Em nota oficial à imprensa, a administração declarou que “diante das falhas graves de segurança e higiene dos hotéis e do fracasso da política de bolsas, o programa De Braços Abertos se mostrou totalmente inadequado para a efetiva recuperação dos dependentes químicos, que nunca deixaram de frequentar o fluxo”, que teria dobrado de 900 para 1800 pessoas entre janeiro de 2016 e 2017.
O texto também anuncia o cancelamento do POT (Programa Operação Trabalho), ligado ao “De Braços Abertos”, em que beneficiários ganhavam um valor em dinheiro por serviços de varrição e zeladoria.
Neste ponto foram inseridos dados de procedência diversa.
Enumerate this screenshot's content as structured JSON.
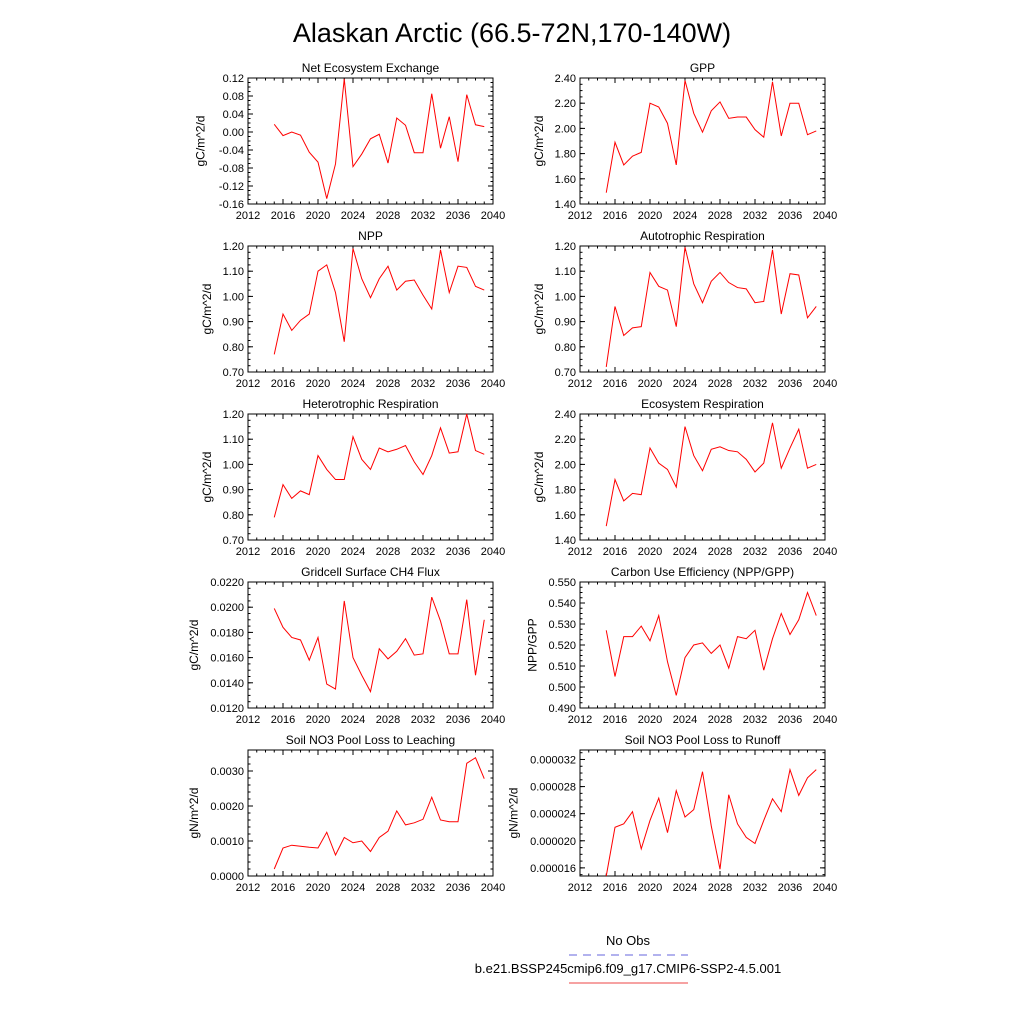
{
  "figure": {
    "title": "Alaskan Arctic (66.5-72N,170-140W)"
  },
  "legend": {
    "entries": [
      {
        "label": "No Obs",
        "color": "#6666dd",
        "dash": true
      },
      {
        "label": "b.e21.BSSP245cmip6.f09_g17.CMIP6-SSP2-4.5.001",
        "color": "#ee4444",
        "dash": false
      }
    ]
  },
  "chart_data": [
    {
      "type": "line",
      "title": "Net Ecosystem Exchange",
      "ylabel": "gC/m^2/d",
      "xlim": [
        2012,
        2040
      ],
      "xticks": [
        2012,
        2016,
        2020,
        2024,
        2028,
        2032,
        2036,
        2040
      ],
      "ylim": [
        -0.16,
        0.12
      ],
      "yticks": [
        "-0.16",
        "-0.12",
        "-0.08",
        "-0.04",
        "0.00",
        "0.04",
        "0.08",
        "0.12"
      ],
      "yminor": 0.01,
      "color": "#ff0000",
      "x": [
        2015,
        2016,
        2017,
        2018,
        2019,
        2020,
        2021,
        2022,
        2023,
        2024,
        2025,
        2026,
        2027,
        2028,
        2029,
        2030,
        2031,
        2032,
        2033,
        2034,
        2035,
        2036,
        2037,
        2038,
        2039
      ],
      "values": [
        0.017,
        -0.008,
        0.0,
        -0.007,
        -0.045,
        -0.067,
        -0.148,
        -0.071,
        0.118,
        -0.077,
        -0.049,
        -0.015,
        -0.005,
        -0.069,
        0.031,
        0.015,
        -0.046,
        -0.046,
        0.085,
        -0.036,
        0.034,
        -0.066,
        0.083,
        0.016,
        0.012
      ]
    },
    {
      "type": "line",
      "title": "GPP",
      "ylabel": "gC/m^2/d",
      "xlim": [
        2012,
        2040
      ],
      "xticks": [
        2012,
        2016,
        2020,
        2024,
        2028,
        2032,
        2036,
        2040
      ],
      "ylim": [
        1.4,
        2.4
      ],
      "yticks": [
        "1.40",
        "1.60",
        "1.80",
        "2.00",
        "2.20",
        "2.40"
      ],
      "yminor": 0.05,
      "color": "#ff0000",
      "x": [
        2015,
        2016,
        2017,
        2018,
        2019,
        2020,
        2021,
        2022,
        2023,
        2024,
        2025,
        2026,
        2027,
        2028,
        2029,
        2030,
        2031,
        2032,
        2033,
        2034,
        2035,
        2036,
        2037,
        2038,
        2039
      ],
      "values": [
        1.49,
        1.89,
        1.71,
        1.78,
        1.81,
        2.2,
        2.17,
        2.04,
        1.71,
        2.38,
        2.12,
        1.97,
        2.14,
        2.21,
        2.08,
        2.09,
        2.09,
        1.99,
        1.93,
        2.37,
        1.94,
        2.2,
        2.2,
        1.95,
        1.98
      ]
    },
    {
      "type": "line",
      "title": "NPP",
      "ylabel": "gC/m^2/d",
      "xlim": [
        2012,
        2040
      ],
      "xticks": [
        2012,
        2016,
        2020,
        2024,
        2028,
        2032,
        2036,
        2040
      ],
      "ylim": [
        0.7,
        1.2
      ],
      "yticks": [
        "0.70",
        "0.80",
        "0.90",
        "1.00",
        "1.10",
        "1.20"
      ],
      "yminor": 0.025,
      "color": "#ff0000",
      "x": [
        2015,
        2016,
        2017,
        2018,
        2019,
        2020,
        2021,
        2022,
        2023,
        2024,
        2025,
        2026,
        2027,
        2028,
        2029,
        2030,
        2031,
        2032,
        2033,
        2034,
        2035,
        2036,
        2037,
        2038,
        2039
      ],
      "values": [
        0.77,
        0.93,
        0.865,
        0.905,
        0.93,
        1.1,
        1.125,
        1.015,
        0.82,
        1.19,
        1.07,
        0.995,
        1.07,
        1.12,
        1.025,
        1.06,
        1.065,
        1.005,
        0.95,
        1.185,
        1.015,
        1.12,
        1.115,
        1.04,
        1.025
      ]
    },
    {
      "type": "line",
      "title": "Autotrophic Respiration",
      "ylabel": "gC/m^2/d",
      "xlim": [
        2012,
        2040
      ],
      "xticks": [
        2012,
        2016,
        2020,
        2024,
        2028,
        2032,
        2036,
        2040
      ],
      "ylim": [
        0.7,
        1.2
      ],
      "yticks": [
        "0.70",
        "0.80",
        "0.90",
        "1.00",
        "1.10",
        "1.20"
      ],
      "yminor": 0.025,
      "color": "#ff0000",
      "x": [
        2015,
        2016,
        2017,
        2018,
        2019,
        2020,
        2021,
        2022,
        2023,
        2024,
        2025,
        2026,
        2027,
        2028,
        2029,
        2030,
        2031,
        2032,
        2033,
        2034,
        2035,
        2036,
        2037,
        2038,
        2039
      ],
      "values": [
        0.72,
        0.96,
        0.845,
        0.875,
        0.88,
        1.095,
        1.04,
        1.025,
        0.88,
        1.195,
        1.05,
        0.975,
        1.06,
        1.095,
        1.055,
        1.035,
        1.03,
        0.975,
        0.98,
        1.185,
        0.93,
        1.09,
        1.085,
        0.915,
        0.96
      ]
    },
    {
      "type": "line",
      "title": "Heterotrophic Respiration",
      "ylabel": "gC/m^2/d",
      "xlim": [
        2012,
        2040
      ],
      "xticks": [
        2012,
        2016,
        2020,
        2024,
        2028,
        2032,
        2036,
        2040
      ],
      "ylim": [
        0.7,
        1.2
      ],
      "yticks": [
        "0.70",
        "0.80",
        "0.90",
        "1.00",
        "1.10",
        "1.20"
      ],
      "yminor": 0.025,
      "color": "#ff0000",
      "x": [
        2015,
        2016,
        2017,
        2018,
        2019,
        2020,
        2021,
        2022,
        2023,
        2024,
        2025,
        2026,
        2027,
        2028,
        2029,
        2030,
        2031,
        2032,
        2033,
        2034,
        2035,
        2036,
        2037,
        2038,
        2039
      ],
      "values": [
        0.79,
        0.92,
        0.865,
        0.895,
        0.88,
        1.035,
        0.98,
        0.94,
        0.94,
        1.11,
        1.02,
        0.98,
        1.065,
        1.05,
        1.06,
        1.075,
        1.01,
        0.96,
        1.035,
        1.145,
        1.045,
        1.05,
        1.2,
        1.055,
        1.04
      ]
    },
    {
      "type": "line",
      "title": "Ecosystem Respiration",
      "ylabel": "gC/m^2/d",
      "xlim": [
        2012,
        2040
      ],
      "xticks": [
        2012,
        2016,
        2020,
        2024,
        2028,
        2032,
        2036,
        2040
      ],
      "ylim": [
        1.4,
        2.4
      ],
      "yticks": [
        "1.40",
        "1.60",
        "1.80",
        "2.00",
        "2.20",
        "2.40"
      ],
      "yminor": 0.05,
      "color": "#ff0000",
      "x": [
        2015,
        2016,
        2017,
        2018,
        2019,
        2020,
        2021,
        2022,
        2023,
        2024,
        2025,
        2026,
        2027,
        2028,
        2029,
        2030,
        2031,
        2032,
        2033,
        2034,
        2035,
        2036,
        2037,
        2038,
        2039
      ],
      "values": [
        1.51,
        1.88,
        1.71,
        1.77,
        1.76,
        2.13,
        2.01,
        1.96,
        1.82,
        2.3,
        2.07,
        1.95,
        2.12,
        2.14,
        2.11,
        2.1,
        2.04,
        1.94,
        2.01,
        2.33,
        1.97,
        2.13,
        2.28,
        1.97,
        2.0
      ]
    },
    {
      "type": "line",
      "title": "Gridcell Surface CH4 Flux",
      "ylabel": "gC/m^2/d",
      "xlim": [
        2012,
        2040
      ],
      "xticks": [
        2012,
        2016,
        2020,
        2024,
        2028,
        2032,
        2036,
        2040
      ],
      "ylim": [
        0.012,
        0.022
      ],
      "yticks": [
        "0.0120",
        "0.0140",
        "0.0160",
        "0.0180",
        "0.0200",
        "0.0220"
      ],
      "yminor": 0.0005,
      "color": "#ff0000",
      "x": [
        2015,
        2016,
        2017,
        2018,
        2019,
        2020,
        2021,
        2022,
        2023,
        2024,
        2025,
        2026,
        2027,
        2028,
        2029,
        2030,
        2031,
        2032,
        2033,
        2034,
        2035,
        2036,
        2037,
        2038,
        2039
      ],
      "values": [
        0.0199,
        0.0184,
        0.0176,
        0.0174,
        0.0158,
        0.0176,
        0.0139,
        0.0135,
        0.0205,
        0.016,
        0.0146,
        0.0133,
        0.0167,
        0.0159,
        0.0165,
        0.0175,
        0.0162,
        0.0163,
        0.0208,
        0.0189,
        0.0163,
        0.0163,
        0.0206,
        0.0146,
        0.019
      ]
    },
    {
      "type": "line",
      "title": "Carbon Use Efficiency (NPP/GPP)",
      "ylabel": "NPP/GPP",
      "xlim": [
        2012,
        2040
      ],
      "xticks": [
        2012,
        2016,
        2020,
        2024,
        2028,
        2032,
        2036,
        2040
      ],
      "ylim": [
        0.49,
        0.55
      ],
      "yticks": [
        "0.490",
        "0.500",
        "0.510",
        "0.520",
        "0.530",
        "0.540",
        "0.550"
      ],
      "yminor": 0.0025,
      "color": "#ff0000",
      "x": [
        2015,
        2016,
        2017,
        2018,
        2019,
        2020,
        2021,
        2022,
        2023,
        2024,
        2025,
        2026,
        2027,
        2028,
        2029,
        2030,
        2031,
        2032,
        2033,
        2034,
        2035,
        2036,
        2037,
        2038,
        2039
      ],
      "values": [
        0.527,
        0.505,
        0.524,
        0.524,
        0.529,
        0.522,
        0.534,
        0.512,
        0.496,
        0.514,
        0.52,
        0.521,
        0.516,
        0.52,
        0.509,
        0.524,
        0.523,
        0.527,
        0.508,
        0.523,
        0.535,
        0.525,
        0.532,
        0.545,
        0.534
      ]
    },
    {
      "type": "line",
      "title": "Soil NO3 Pool Loss to Leaching",
      "ylabel": "gN/m^2/d",
      "xlim": [
        2012,
        2040
      ],
      "xticks": [
        2012,
        2016,
        2020,
        2024,
        2028,
        2032,
        2036,
        2040
      ],
      "ylim": [
        0,
        0.0036
      ],
      "yticks": [
        "0.0000",
        "0.0010",
        "0.0020",
        "0.0030"
      ],
      "ytickvals": [
        0,
        0.001,
        0.002,
        0.003
      ],
      "yminor": 0.0002,
      "color": "#ff0000",
      "x": [
        2015,
        2016,
        2017,
        2018,
        2019,
        2020,
        2021,
        2022,
        2023,
        2024,
        2025,
        2026,
        2027,
        2028,
        2029,
        2030,
        2031,
        2032,
        2033,
        2034,
        2035,
        2036,
        2037,
        2038,
        2039
      ],
      "values": [
        0.0002,
        0.0008,
        0.00088,
        0.00085,
        0.00082,
        0.0008,
        0.00125,
        0.0006,
        0.0011,
        0.00095,
        0.001,
        0.0007,
        0.0011,
        0.00128,
        0.00186,
        0.00146,
        0.00152,
        0.00162,
        0.00225,
        0.0016,
        0.00155,
        0.00155,
        0.00322,
        0.00338,
        0.00278
      ]
    },
    {
      "type": "line",
      "title": "Soil NO3 Pool Loss to Runoff",
      "ylabel": "gN/m^2/d",
      "xlim": [
        2012,
        2040
      ],
      "xticks": [
        2012,
        2016,
        2020,
        2024,
        2028,
        2032,
        2036,
        2040
      ],
      "ylim": [
        1.48e-05,
        3.34e-05
      ],
      "yticks": [
        "0.000016",
        "0.000020",
        "0.000024",
        "0.000028",
        "0.000032"
      ],
      "ytickvals": [
        1.6e-05,
        2e-05,
        2.4e-05,
        2.8e-05,
        3.2e-05
      ],
      "yminor": 1e-06,
      "color": "#ff0000",
      "x": [
        2015,
        2016,
        2017,
        2018,
        2019,
        2020,
        2021,
        2022,
        2023,
        2024,
        2025,
        2026,
        2027,
        2028,
        2029,
        2030,
        2031,
        2032,
        2033,
        2034,
        2035,
        2036,
        2037,
        2038,
        2039
      ],
      "values": [
        1.48e-05,
        2.2e-05,
        2.25e-05,
        2.43e-05,
        1.88e-05,
        2.3e-05,
        2.63e-05,
        2.12e-05,
        2.74e-05,
        2.35e-05,
        2.46e-05,
        3.02e-05,
        2.22e-05,
        1.58e-05,
        2.68e-05,
        2.25e-05,
        2.05e-05,
        1.96e-05,
        2.3e-05,
        2.62e-05,
        2.43e-05,
        3.05e-05,
        2.67e-05,
        2.93e-05,
        3.05e-05
      ]
    }
  ]
}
Segundo a nota, 220 das 263 pessoas que estavam no POT “não poderiam continuar recebendo a bolsa, pois a legislação que regulamenta o programa, criada na gestão anterior, limita o benefício a 24 meses” e que as 43 restantes serão encaminhadas a outras frentes de trabalho sujeitas a remuneração.
E afirma que o programa Redenção visa a “substituir o modelo equivocado da gestão anterior” e “tratar o paciente com dependência química em sua integralidade, durante e após a desintoxicação, e disponibilizar equipes de abordagem e acolhimento no território, permanentemente”.
Já a Iabas informou, por meio de nota, que o Hotel Dom Pedro “já apresentava problemas estruturais e sociais crônicos” quando passou a administrar o local, em outubro de 2016, e que realiza “constantemente” manutenções e vistorias no imóvel. Também disse que, após a retirada da GCM para controlar o acesso do prédio e atuar como mediadora de conflito, em fevereiro do ano passado, houve “aumento gradativo da violência” e que desde então “a degradação do espaço foi intensificada”.